A utility function that goes with log wealth values gains less, but it also values losses much more, with insane implications at the extremes. With log utility, multiplying wealth by a 1,000,000 has the same marginal utility whatever your wealth, and dividing wealth by 1,000,000 has the negative of that utility. Consider these two gambles:
Gamble 1) Wealth of $1 with certainty.
Gamble 2) Wealth of $0.00000001 with 50% probability, wealth of $1,000,000 with 50% probability.
Log utility would favor $1, but for humans Gamble 2 is clearly better; there is very little difference for us between total wealth levels of $1 and a millionth of a cent.

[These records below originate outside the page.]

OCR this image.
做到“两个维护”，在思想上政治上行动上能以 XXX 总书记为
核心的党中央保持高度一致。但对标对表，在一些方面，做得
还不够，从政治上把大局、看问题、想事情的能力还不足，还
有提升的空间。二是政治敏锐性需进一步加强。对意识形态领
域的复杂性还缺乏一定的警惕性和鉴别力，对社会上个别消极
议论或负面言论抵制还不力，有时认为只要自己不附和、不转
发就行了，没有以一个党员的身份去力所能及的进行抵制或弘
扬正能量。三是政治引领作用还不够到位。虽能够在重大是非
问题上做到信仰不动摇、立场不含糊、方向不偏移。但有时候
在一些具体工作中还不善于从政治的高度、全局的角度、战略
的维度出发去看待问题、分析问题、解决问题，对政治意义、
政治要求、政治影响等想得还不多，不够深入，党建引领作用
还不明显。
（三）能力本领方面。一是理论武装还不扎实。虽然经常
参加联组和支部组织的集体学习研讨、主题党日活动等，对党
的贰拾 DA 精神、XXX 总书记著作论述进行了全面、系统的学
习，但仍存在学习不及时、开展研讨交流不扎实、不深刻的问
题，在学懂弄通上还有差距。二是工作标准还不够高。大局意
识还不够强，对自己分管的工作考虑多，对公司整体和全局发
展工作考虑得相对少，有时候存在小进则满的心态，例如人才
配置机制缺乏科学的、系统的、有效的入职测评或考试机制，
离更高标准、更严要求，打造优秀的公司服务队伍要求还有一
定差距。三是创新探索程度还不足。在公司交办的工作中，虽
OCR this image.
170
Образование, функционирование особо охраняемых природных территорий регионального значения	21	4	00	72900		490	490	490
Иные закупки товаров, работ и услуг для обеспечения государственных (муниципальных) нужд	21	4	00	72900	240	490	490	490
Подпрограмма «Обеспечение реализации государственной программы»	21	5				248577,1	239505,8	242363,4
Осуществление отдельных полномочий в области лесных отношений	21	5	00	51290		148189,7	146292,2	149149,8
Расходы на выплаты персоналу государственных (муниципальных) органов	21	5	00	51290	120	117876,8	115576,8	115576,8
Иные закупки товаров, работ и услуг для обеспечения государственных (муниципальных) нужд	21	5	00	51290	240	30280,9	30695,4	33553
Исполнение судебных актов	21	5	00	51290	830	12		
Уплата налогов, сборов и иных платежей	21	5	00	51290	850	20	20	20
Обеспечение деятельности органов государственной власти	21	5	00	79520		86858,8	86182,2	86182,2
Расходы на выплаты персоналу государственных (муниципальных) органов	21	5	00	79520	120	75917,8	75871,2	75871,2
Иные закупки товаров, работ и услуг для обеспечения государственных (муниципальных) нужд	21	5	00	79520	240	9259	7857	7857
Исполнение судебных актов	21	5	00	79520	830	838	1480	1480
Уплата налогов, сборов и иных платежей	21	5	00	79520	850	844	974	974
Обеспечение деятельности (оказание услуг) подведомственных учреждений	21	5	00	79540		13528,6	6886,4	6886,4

Worse, consider these gambles:
Gamble 3) Wealth of $0.000000000000000000000000001 with certainty.
Gamble 4) Wealth of $1,000,000,000 with probability (1-1/3^^^3) and wealth of $0 with probability 1/3^^^3
Log utility favors Gamble 3, since it assigns $0 wealth infinite negative utility, and will sacrifice any finite gain to avoid it. But for humans Gamble 4 is vastly better, and a 1/3^^^3 chance of bankruptcty is negligibly worse than wealth of $1. Every day humans drive to engage in leisure activities, eat pleasant but not maximally healthful foods, and otherwise accept small, go white-water rafting, and otherwise accept small (1 in 1,000,000, not 1 in 3^^^3) probabilities of death for local pleasure and consumption.
This is not my utility function. I have diminishing utility over a range of wealth levels, which log utility can represent, but it weights losses around zero too highly, and still buys a 1 in 10^100 chance of $3^^^3 in exchange for half my current wealth if no higher EV bets are available, as in Pascal's Mugging.
Abuse of a log utility function (chosen originally for analytical convenience) is what led Martin Weitzman astray in his "Dismal Theorem" analysis of catastrophic risk, suggesting that we should pay any amount to avoid zero world consumption (and not on astronomical waste grounds or the possibility of infinite computation or the like, just considering the limited populations Earth can support using known physics).
The original justification for the Kelly criterion isn't that it maximizes a utility function that's logarithmic in wealth, but that it provides a strategy that, in the infinite limit, does better than any other strategy with probability 1. This doesn't mean that it maximizes expected utility (as your examples for linear utility show), but it's not obvious to me that the attractiveness of this property comes mainly from assigning infinite negative value to zero wealth, or that using the Kelly criterion is a similar error to the one Weitzman made.